League commissioner Gary Bettman’s recent suggestion of an owners-players only meeting as a means of finding a solution to the NHL lockout impasse seems at first glance like a good idea, if for no other reason than everything that’s been previously attempted has failed.

So, no harm in having a select group of owners and players meet, without Bettman or NHLPA director Donal Fehr, to exchange ideas on how to end this labor standoff, right?

I’d like to believe that, but I doubt anything could emerge from the meeting – scheduled for Tuesday in New York City – to bring this lockout to a swift conclusion.

The biggest reason for my doubt is NHL Board of Governors chairman and Boston Bruins owner Jeremy Jacobs – the most hawkish of the hard-line owners – will be among the six owners attending the meeting.

Calgary Flames owner Murray Edwards, another hawk, will also be there, both of whom are two members of the NHL’s negotiating committee. Now, it can be argued there’s nothing wrong with that, since supposed moderates like Winnipeg’s Mark Chipman, Pittsburgh’s Ron Burkle, Toronto’s Larry Tannenbaum and Tampa Bay’s Jeff Vinik round out the list.

Those four, however, have been very quiet throughout this lockout, and you can bet Jacobs and Edwards will ensure they toe the party line, as will NHL Deputy Commissioner Bill Daly, who will also be in attendance.

It was interesting to note Ed Snider of the Philadelphia Flyers and James Dolan of the New York Rangers weren’t part of the ownership group.

Dolan’s exclusion shouldn’t come as a surprise. He’s butted heads with Bettman for several years, and is believed most keen to end the lockout. No way the commissioner would want him in that room, even with Jacobs, Edwards and Daly present.

Snider’s exclusion, however, seems odd, considering he’s the longest-tenured member of the Board of Governors, considered among the most influential of the owners, and thought to be a Bettman supporter.

Perhaps there’s nothing unusual behind his absence from this list. Given a report a couple of weeks ago, however,  citing sources suggesting Snider may be growing unhappy over the league’s direction in CBA negotiations and unimpressed with Jacobs, his exclusion does raise eyebrows.
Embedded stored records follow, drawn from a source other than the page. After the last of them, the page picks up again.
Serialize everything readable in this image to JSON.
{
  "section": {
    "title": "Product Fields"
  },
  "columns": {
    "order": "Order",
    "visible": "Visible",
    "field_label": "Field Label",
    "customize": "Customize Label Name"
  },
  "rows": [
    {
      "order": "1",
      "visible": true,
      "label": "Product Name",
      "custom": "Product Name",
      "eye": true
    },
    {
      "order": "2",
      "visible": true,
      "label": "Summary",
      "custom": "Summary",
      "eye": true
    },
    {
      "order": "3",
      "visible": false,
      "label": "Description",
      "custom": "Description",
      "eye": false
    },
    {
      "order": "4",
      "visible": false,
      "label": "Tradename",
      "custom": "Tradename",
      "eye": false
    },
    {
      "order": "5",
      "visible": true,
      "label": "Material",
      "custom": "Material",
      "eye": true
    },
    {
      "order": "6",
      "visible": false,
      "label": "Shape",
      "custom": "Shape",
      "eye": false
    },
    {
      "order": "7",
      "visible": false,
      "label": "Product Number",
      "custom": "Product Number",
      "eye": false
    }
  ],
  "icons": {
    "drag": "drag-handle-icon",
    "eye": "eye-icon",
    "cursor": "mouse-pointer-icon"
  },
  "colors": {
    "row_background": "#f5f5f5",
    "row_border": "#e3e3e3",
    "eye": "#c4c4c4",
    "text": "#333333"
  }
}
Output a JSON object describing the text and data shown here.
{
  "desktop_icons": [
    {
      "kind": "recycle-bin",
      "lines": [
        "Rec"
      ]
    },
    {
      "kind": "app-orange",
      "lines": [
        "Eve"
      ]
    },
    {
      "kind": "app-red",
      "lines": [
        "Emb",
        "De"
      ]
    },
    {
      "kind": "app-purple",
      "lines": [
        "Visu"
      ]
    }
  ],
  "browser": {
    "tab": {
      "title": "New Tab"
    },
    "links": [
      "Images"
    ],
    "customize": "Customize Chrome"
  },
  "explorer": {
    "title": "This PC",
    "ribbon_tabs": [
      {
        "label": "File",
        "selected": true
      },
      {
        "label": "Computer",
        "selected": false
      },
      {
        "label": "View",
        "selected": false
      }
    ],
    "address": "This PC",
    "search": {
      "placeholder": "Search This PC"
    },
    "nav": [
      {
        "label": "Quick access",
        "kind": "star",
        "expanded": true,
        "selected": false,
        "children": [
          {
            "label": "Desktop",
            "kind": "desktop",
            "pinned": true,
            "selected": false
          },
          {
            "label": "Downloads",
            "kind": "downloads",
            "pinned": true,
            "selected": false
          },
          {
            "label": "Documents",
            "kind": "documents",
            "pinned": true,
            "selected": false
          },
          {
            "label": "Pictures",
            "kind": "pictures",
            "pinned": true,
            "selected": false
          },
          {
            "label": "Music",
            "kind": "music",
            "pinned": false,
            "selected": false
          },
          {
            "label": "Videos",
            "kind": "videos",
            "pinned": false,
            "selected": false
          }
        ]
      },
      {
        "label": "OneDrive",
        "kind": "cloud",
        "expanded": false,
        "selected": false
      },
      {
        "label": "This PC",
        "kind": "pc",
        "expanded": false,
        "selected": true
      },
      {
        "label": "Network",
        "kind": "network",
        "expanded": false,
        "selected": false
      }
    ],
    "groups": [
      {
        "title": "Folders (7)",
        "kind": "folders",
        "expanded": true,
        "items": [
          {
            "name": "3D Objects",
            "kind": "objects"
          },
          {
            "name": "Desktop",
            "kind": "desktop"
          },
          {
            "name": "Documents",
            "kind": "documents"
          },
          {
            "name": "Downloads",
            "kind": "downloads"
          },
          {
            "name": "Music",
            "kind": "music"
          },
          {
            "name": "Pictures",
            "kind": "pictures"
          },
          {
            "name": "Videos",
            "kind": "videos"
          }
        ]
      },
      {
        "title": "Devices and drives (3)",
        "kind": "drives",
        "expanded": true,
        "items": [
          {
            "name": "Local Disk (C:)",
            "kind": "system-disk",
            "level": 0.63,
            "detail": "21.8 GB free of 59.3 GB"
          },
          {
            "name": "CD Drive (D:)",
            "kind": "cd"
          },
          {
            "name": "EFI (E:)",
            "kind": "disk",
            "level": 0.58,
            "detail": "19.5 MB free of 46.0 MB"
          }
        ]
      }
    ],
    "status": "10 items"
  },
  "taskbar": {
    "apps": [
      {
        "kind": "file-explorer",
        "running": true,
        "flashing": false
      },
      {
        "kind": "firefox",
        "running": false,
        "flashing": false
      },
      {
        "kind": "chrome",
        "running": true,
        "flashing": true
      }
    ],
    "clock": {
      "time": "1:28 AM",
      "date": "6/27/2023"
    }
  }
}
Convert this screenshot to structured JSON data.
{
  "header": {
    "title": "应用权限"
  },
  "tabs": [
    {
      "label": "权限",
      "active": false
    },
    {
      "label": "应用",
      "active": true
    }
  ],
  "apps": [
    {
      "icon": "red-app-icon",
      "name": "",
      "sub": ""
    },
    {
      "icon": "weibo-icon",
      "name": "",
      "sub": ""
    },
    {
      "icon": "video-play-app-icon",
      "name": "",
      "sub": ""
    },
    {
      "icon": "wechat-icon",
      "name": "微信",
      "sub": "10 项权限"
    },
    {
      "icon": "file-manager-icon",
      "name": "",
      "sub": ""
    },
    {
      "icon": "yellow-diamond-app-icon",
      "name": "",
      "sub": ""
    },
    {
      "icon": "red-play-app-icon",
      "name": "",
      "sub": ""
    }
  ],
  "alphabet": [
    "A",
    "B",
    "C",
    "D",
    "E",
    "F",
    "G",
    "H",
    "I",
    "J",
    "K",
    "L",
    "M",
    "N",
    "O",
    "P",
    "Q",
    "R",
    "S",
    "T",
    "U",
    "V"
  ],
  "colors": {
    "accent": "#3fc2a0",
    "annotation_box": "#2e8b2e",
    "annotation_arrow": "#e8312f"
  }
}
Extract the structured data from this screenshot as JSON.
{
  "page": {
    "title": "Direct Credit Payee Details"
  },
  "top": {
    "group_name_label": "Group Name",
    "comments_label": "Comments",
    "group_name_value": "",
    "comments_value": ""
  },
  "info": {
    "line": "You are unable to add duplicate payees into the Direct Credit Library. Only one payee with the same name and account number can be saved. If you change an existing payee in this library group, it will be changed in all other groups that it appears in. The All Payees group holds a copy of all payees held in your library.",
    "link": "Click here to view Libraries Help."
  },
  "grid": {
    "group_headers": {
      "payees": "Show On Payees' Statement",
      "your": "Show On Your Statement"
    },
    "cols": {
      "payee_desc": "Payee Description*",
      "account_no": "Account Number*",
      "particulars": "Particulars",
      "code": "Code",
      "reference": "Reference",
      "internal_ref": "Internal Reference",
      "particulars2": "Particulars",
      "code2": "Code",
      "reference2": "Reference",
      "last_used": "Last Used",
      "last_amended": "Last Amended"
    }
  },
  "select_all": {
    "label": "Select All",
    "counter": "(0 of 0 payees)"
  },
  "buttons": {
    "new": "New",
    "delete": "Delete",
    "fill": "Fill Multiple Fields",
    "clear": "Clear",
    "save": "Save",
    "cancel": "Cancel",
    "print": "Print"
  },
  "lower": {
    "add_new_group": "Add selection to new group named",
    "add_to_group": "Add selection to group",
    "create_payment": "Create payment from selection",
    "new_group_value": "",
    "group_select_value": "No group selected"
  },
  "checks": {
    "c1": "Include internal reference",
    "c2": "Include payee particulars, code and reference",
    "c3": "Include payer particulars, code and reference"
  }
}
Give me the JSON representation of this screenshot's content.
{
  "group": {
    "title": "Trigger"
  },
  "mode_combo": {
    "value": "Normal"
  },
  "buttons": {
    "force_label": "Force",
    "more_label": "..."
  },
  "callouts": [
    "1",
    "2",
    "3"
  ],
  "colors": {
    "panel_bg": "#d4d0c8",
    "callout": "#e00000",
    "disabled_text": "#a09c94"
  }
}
The names of the players have yet to be determined, but whoever they are will have legal counsel present, so they won’t be going into this meeting unarmed.

Even if the two sides are genuinely willing to work together toward a new collective bargaining agreement, I just don’t believe the respective negotiators on both sides  will seriously accept any recommendations from those talks.

The players could put any recommendations to a vote, and a simply majority would force the PA leadership to accept them.

It’s not the same thing for the NHL owners. Bettman needs only the support of eight owners to continue the lockout.

Currently, we know four of them – Jacobs, Edwards, Washington’s Ted Leonsis and Minnesota’s Craig Leipold (all part of the NHL’s negotiating committee) – will support Bettman.

As per a recent column by Sportsnet’s Mark Spector, other “hawks” include Anaheim’s Henry Samueli, Carolina’s Peter Karmanos, Jr., LA’s Philip Anschutz, Columbus’ John McConnell, Florida’s Cliff Viner and Dallas’ Tom Gaglardi.

All Bettman needs is four of those to join the others, and he can shoot down anything recommended by the moderate owners.

As I’ve said before, unless there’s a very public revolt amongst the NHL owners to over-rule Bettman and his small but influential group of owners (which would include some of those “hawks” switching sides), I doubt those moderate owners attending Tuesday’s meeting will have any significant influence upon the direction of these negotiations from the league’s side.

The next crucial date is December 5th, which is the NHL Board of Governors meeting, where Bettman is expected to debrief the owners on the status of negotiations, as well as the league’s course of action in the coming weeks.

It’s believed Bettman could emerge from that meeting with a deadline for the full cancellation of this season, which could be around mid-January, if there’s no resolution to this standoff with the PA by then.

That, folks, appears more of a certainty to me than any meeting between players and owners resulting in recommendations which bring this lockout to an end.